Another Brooklyn
- Hardcover edition
- Author: Jacqueline Woodson
- Language: English
- Genre: Adult fiction
- Published: 2016
- Publisher: Amistad Press
- Publication place: United States
- Media type: Print
- Pages: 192
- ISBN: 978-0062359988

= Another Brooklyn =

2016 novel by Jacqueline Woodson

Another Brooklyn is a 2016 novel by Jacqueline Woodson. The book was written as an adult book, unlike many of the author's previous books and titles. NPR wrote that the book was "full of dreams and danger". It was nominated for the National Book Award for Fiction in 2016.

==Plot==
The story starts with August, an adult anthropologist, returning to New York to bury her father.

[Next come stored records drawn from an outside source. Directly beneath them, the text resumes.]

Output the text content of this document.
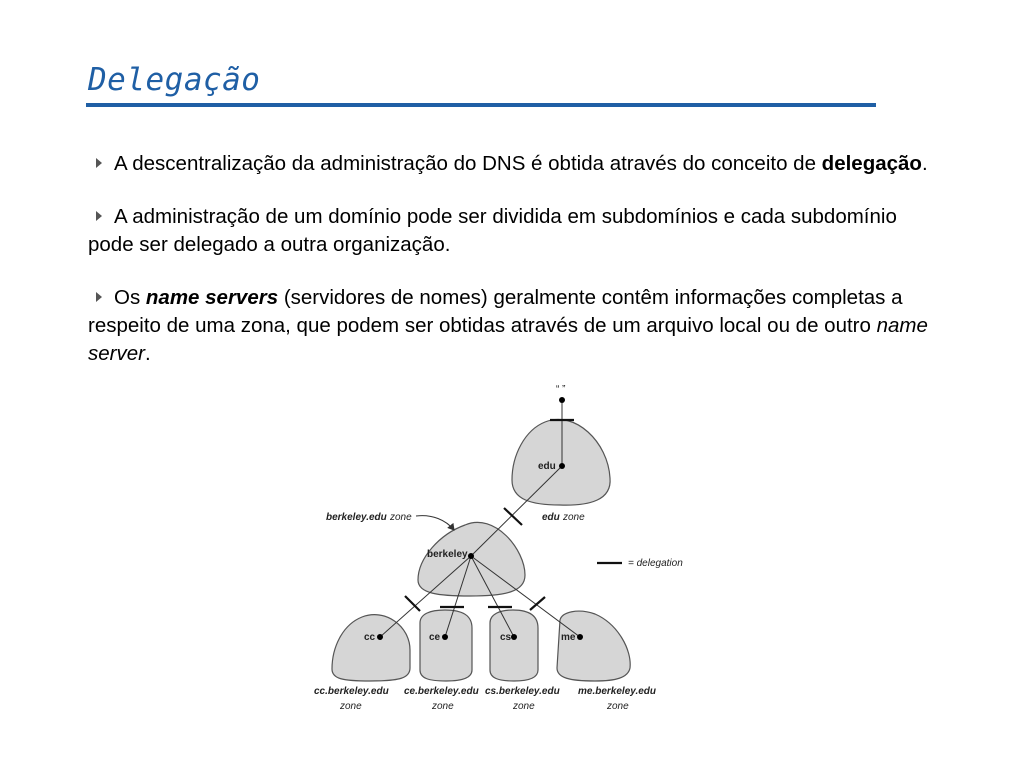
Delegação
A descentralização da administração do DNS é obtida através do conceito de delegação.
A administração de um domínio pode ser dividida em subdomínios e cada subdomínio pode ser delegado a outra organização.
Os name servers (servidores de nomes) geralmente contêm informações completas a respeito de uma zona, que podem ser obtidas através de um arquivo local ou de outro name server.
“ ”
edu
edu zone
berkeley.edu zone
berkeley
= delegation
cc	ce	cs	me
cc.berkeley.edu
zone
ce.berkeley.edu
zone
cs.berkeley.edu
zone
me.berkeley.edu
zone
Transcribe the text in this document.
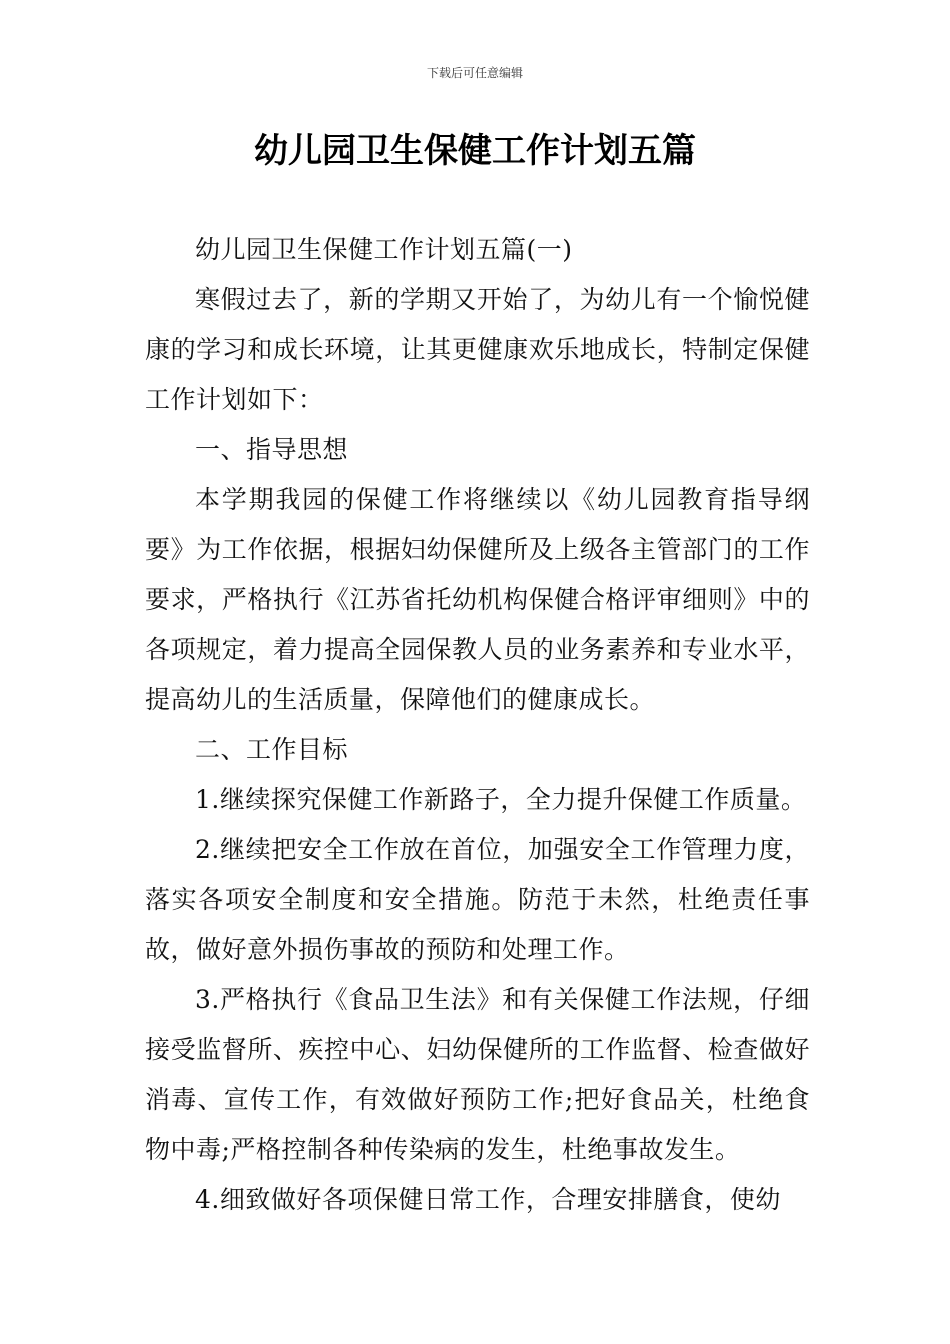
下载后可任意编辑
幼儿园卫生保健工作计划五篇

幼儿园卫生保健工作计划五篇(一)

寒假过去了，新的学期又开始了，为幼儿有一个愉悦健康的学习和成长环境，让其更健康欢乐地成长，特制定保健工作计划如下：

一、指导思想

本学期我园的保健工作将继续以《幼儿园教育指导纲要》为工作依据，根据妇幼保健所及上级各主管部门的工作要求，严格执行《江苏省托幼机构保健合格评审细则》中的各项规定，着力提高全园保教人员的业务素养和专业水平，提高幼儿的生活质量，保障他们的健康成长。

二、工作目标

1.继续探究保健工作新路子，全力提升保健工作质量。

2.继续把安全工作放在首位，加强安全工作管理力度，落实各项安全制度和安全措施。防范于未然，杜绝责任事故，做好意外损伤事故的预防和处理工作。

3.严格执行《食品卫生法》和有关保健工作法规，仔细接受监督所、疾控中心、妇幼保健所的工作监督、检查做好消毒、宣传工作，有效做好预防工作;把好食品关，杜绝食物中毒;严格控制各种传染病的发生，杜绝事故发生。

4.细致做好各项保健日常工作，合理安排膳食，使幼
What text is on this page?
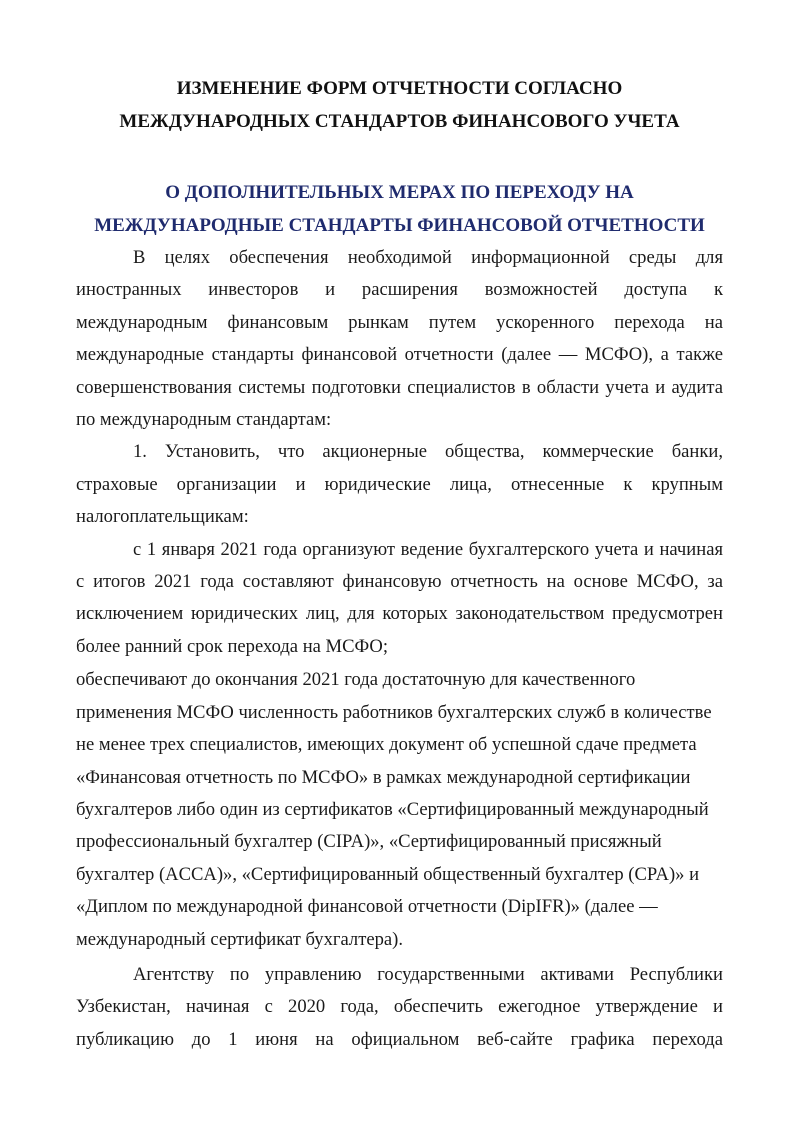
ИЗМЕНЕНИЕ ФОРМ ОТЧЕТНОСТИ СОГЛАСНО МЕЖДУНАРОДНЫХ СТАНДАРТОВ ФИНАНСОВОГО УЧЕТА
О ДОПОЛНИТЕЛЬНЫХ МЕРАХ ПО ПЕРЕХОДУ НА МЕЖДУНАРОДНЫЕ СТАНДАРТЫ ФИНАНСОВОЙ ОТЧЕТНОСТИ

В целях обеспечения необходимой информационной среды для иностранных инвесторов и расширения возможностей доступа к международным финансовым рынкам путем ускоренного перехода на международные стандарты финансовой отчетности (далее — МСФО), а также совершенствования системы подготовки специалистов в области учета и аудита по международным стандартам:

1. Установить, что акционерные общества, коммерческие банки, страховые организации и юридические лица, отнесенные к крупным налогоплательщикам:

с 1 января 2021 года организуют ведение бухгалтерского учета и начиная с итогов 2021 года составляют финансовую отчетность на основе МСФО, за исключением юридических лиц, для которых законодательством предусмотрен более ранний срок перехода на МСФО;

обеспечивают до окончания 2021 года достаточную для качественного применения МСФО численность работников бухгалтерских служб в количестве не менее трех специалистов, имеющих документ об успешной сдаче предмета «Финансовая отчетность по МСФО» в рамках международной сертификации бухгалтеров либо один из сертификатов «Сертифицированный международный профессиональный бухгалтер (CIPA)», «Сертифицированный присяжный бухгалтер (ACCA)», «Сертифицированный общественный бухгалтер (CPA)» и «Диплом по международной финансовой отчетности (DipIFR)» (далее — международный сертификат бухгалтера).

Агентству по управлению государственными активами Республики Узбекистан, начиная с 2020 года, обеспечить ежегодное утверждение и публикацию до 1 июня на официальном веб-сайте графика перехода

On the subway, she encounters an old friend, and begins to reminisce. She remembers being an 8 year old girl moving with her father and younger brother to Brooklyn from Tennessee after the death of her mother. The book then follows August through her teenage years. August shares friendships with three other Brooklynites, Sylvia, Angela, and Gigi, as they walk through the neighborhoods and dream optimistically of the future, and revealing what it held in store for them. August and her friends also face dangers on the streets, and family strife of various types.

== Reviews ==
The book received many reviews. To The Washington Post, it is a "short but complex story that arises from simmering grief. It lulls across the pages like a mournful whisper." Publishers Weekly writes that it is "a vivid mural of what it was like to grow up African-American in Brooklyn during the 1970s."

NBC News wrote that it "weaves together themes of death, friendship, Black migrations, the sense of displacement that usually follows, and family." The New York Times said "the subject isn’t as much girlhood, as the haunting half-life of its memory." Kaitlyn Greenidge for The Boston Globe wrote that the book was "a love letter to loss, girlhood and home. It is a lyrical, haunting exploration of family, memory and other ties that bind us to one another and the world." USA Today gave it 3 out of 4 stars.

The Los Angeles Times said that the book "joins the tradition of studying female friendships and the families we create when our own isn’t enough, like that of Toni Morrison’s 'Sula,' Tayari Jones’ 'Silver Sparrow' and 'Zami: A New Spelling of My Name' by Audre Lorde. Woodson uses her expertise at portraying the lives of children to explore the power of memory, death and friendship."